„Das Jahr 1968 und die Kirchen“

Teil 1: Von den Bürgerrechtsbewegungen bis zum politischen Nachtgebet

Es ist das Jahr der sogenannten 68er- Bewegungen, das Jahr der Studentenrevolten und Proteste gegen den Vietnamkrieg. Das Jahr, in dem der Anführer der schwarzen Bürgerrechtsbewegung in den USA, Martin Luther King, ermordet wird und das Jahr des Prager Frühlings, in dem der schrittweisen Liberalisierung der kommunistischen Diktatur in der Tschechoslowakei mit dem Einmarsch der Truppen des Warschauer Paktes ein jähes Ende gesetzt wird.

Logos
Samstag, 21.7.2018, 19.05 Uhr, Ö1

„Unter den Talaren, der Muff von 1000 Jahren“

Politische Ereignisse, denen sich auch die Kirchen nicht entziehen konnten: Viele Christinnen und Christen forderten vehement ein politisches Christentum. In der katholischen Kirche unter anderem durch die Umsetzung der Beschlüsse des Zweiten Vatikanischen Konzils, das die katholische Kirche „verheutigen“, in der Gegenwart ankommen lassen, sollte. Die Forderungen nach Liberalisierung und „Entstaubung“ – eine der antiklerikalen Parolen der 68er-Bewegung hieß „Unter den Talaren der Muff von 1000 Jahren“ – gibt es allerdings auch innerkirchlich, sowohl in der katholischen wie in den evangelischen Kirchen. Manch einen Kirchenvertreter, so auch den späteren Papst Benedikt XVI., schreckten die teils gewaltbereiten linksgerichteten Studentenproteste allerdings ab und sie entwickelten eine sehr kritische Sicht auf die Bewegung und ihre Forderungen.

1968 ist aber auch das Jahr, in dem Papst Paul VI. mit seinem letzten Lehrschreiben „Humanae vitae“ Aufsehen erregt, nicht zuletzt deshalb, weil er darin auf ein Verbot der künstlichen Empfängnisverhütung besteht.

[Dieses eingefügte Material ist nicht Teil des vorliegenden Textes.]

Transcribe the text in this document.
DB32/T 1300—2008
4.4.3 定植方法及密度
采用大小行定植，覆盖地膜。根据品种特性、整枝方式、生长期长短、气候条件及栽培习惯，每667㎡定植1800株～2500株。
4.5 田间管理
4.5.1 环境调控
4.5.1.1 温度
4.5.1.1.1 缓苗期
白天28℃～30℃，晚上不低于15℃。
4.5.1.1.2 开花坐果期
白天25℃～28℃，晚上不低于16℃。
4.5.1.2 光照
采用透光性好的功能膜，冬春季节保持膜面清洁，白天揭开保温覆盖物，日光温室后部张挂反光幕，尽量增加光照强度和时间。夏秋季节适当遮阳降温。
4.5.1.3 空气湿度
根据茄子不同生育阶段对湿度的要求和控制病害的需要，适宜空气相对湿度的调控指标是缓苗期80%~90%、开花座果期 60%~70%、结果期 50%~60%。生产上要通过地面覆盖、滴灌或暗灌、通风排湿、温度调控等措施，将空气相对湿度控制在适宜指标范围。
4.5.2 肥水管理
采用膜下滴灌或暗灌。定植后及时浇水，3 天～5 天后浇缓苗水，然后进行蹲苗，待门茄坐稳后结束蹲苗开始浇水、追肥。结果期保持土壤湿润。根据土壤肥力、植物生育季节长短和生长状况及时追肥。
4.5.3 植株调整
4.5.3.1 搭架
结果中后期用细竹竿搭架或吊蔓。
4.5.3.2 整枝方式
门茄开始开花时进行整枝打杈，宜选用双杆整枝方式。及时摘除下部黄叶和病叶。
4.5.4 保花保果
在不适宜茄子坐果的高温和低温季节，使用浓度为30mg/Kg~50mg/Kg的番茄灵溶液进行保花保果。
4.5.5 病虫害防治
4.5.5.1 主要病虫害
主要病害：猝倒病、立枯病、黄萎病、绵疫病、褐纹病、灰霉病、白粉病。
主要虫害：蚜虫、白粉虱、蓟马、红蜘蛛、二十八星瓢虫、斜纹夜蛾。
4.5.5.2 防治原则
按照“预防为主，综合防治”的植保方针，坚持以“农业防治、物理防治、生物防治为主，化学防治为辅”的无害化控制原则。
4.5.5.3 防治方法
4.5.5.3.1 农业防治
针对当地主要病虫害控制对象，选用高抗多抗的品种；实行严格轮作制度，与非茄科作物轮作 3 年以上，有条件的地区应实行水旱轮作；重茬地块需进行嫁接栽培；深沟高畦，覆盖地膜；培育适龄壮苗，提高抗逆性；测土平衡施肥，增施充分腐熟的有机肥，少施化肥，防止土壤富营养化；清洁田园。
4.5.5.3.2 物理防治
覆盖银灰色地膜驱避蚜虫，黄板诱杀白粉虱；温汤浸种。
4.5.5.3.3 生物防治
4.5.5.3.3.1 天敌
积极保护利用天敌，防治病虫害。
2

Zwar relativiert er die bis dahin gültige katholische Theorie, alleiniger Zweck der ehelichen Vereinigung sei die Fortpflanzung, doch weil er das Verbot nicht lockert, geht sein Lehrschreiben unter der Bezeichnung „Pillenenzyklika“ in die Geschichte ein. Weit weniger bekannt als das „Pillenverbot“ ist freilich das Engagement von Paul VI. gegen die wirtschaftlichen und sozialen Ungerechtigkeiten in der Welt.

Ein Logos-Zweiteiler über die Umbrüche 1968 und ihre Auswirkungen auf die Kirchen.